– Да очень просто: взять да поехать.
– Но… – В нерешительности он теребил мои щетки и гребни.
– Но если я с тобой поеду… гм… как же мама? Она не приедет? А тогда… видишь ли… если она не приедет… Гм!.. Как же тогда быть?
А! А! Гадкий отец! Вот мы и добрались до сути! Ты сам колеблешься! Очень мило! Кассаньяк и Ватикан – превосходно!
– Мама? Мама приедет.
– Что?
– Мама сделает все, что я захочу. Речь вообще не о ней, речь только обо мне.
Тогда он, явно успокоившись, стал меня расспрашивать о мамином времяпрепровождении и еще о куче всяких вещей.
Почему мама предостерегала меня, что у отца насмешливый ум, что он любит смущать и унижать людей? Потому что это так и есть. Но почему я не испытываю ни смущения, ни унижения, а мама испытывала беспрестанно?
Потому что отец умнее мамы, но уступает мне.

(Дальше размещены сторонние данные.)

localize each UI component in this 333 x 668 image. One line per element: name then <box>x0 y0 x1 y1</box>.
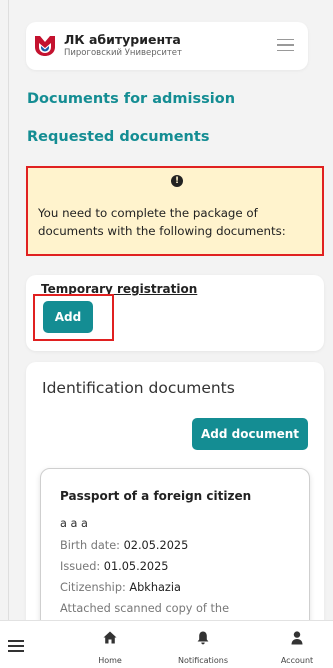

Кроме того, он проникся ко мне огромным почтением, поскольку я всегда побеждаю его в спорах, и как человеку, обрастающему мхом в России, но обладающему достаточными знаниями, чтобы ценить их у других, ему очень интересно со мной поговорить. <…>
Вторник, 29 (17) августа 1876 года
Вчера слышала, как Поль говорил дяде Александру, кивая на меня:
– Если бы ты знал, дядюшка! Она перевернула Гавронцы вверх дном! Переделала отца по своему вкусу! Все перед ней склоняются!
Неужели это правда? Тем лучше! <…>
Воскресенье, 3 сентября (22 августа) 1876 года
Кажется, мне весело.
Меня носили на ковре, как Клеопатру, я укротила коня, как Александр, а пишу я, как… как живописец, который еще не Рафаэль.
С утра многочисленной компанией отправились ловить рыбу. Развалясь на ковре (упоминаю об этом нарочно, чтобы меня не заподозрили в том, что я валялась в траве и в пыли) на берегу реки, в этом месте красивой и глубокой, в тени деревьев, угощаясь арбузами, доставленными крокодилами, я недурно провела два часа.
А на обратном пути изображала собой Клеопатру: меня отнесли на ковре до ограды. <…>
Пока одни пыхтели за картами, а другие, пыхтя, бранили жару, кто-то заговорил о буланых лошадях. Хвалили их молодость, силу и бойкость.
Уже несколько дней шли разговоры, как бы оседлать для меня одну из них, но тут же возникало море опасений, и я не настаивала. Наконец сегодня, как с досады на собственную хитрость, так и для того, чтобы подбросить новостей крокодилам, я приказала, чтобы мне оседлали коня… <…>
Лошадь вставала на дыбы, замирала, закусывала удила, и посреди всеобщего веселья Капитоненко[64] возвестил, что я могу на нее сесть… через три месяца. Я взглянула на дрожащее животное, жилы под его шкурой то и дело взбухали и ходили ходуном, словно волны на ветру, и я себе сказала: сейчас, моя милая, ты продемонстрируешь свою мнимую отвагу, ты будешь вести себя как благородная девица, чтобы крокодилам не пришлось после о тебе сплетничать. Это глупо. Боишься? Тем лучше: только те храбры, кто боится, но идет навстречу своему страху; отвага вовсе не в том, чтобы делать то, что боятся делать другие. Настоящая, единственно нужная отвага – это когда заставляешь себя делать то, чего боишься сама.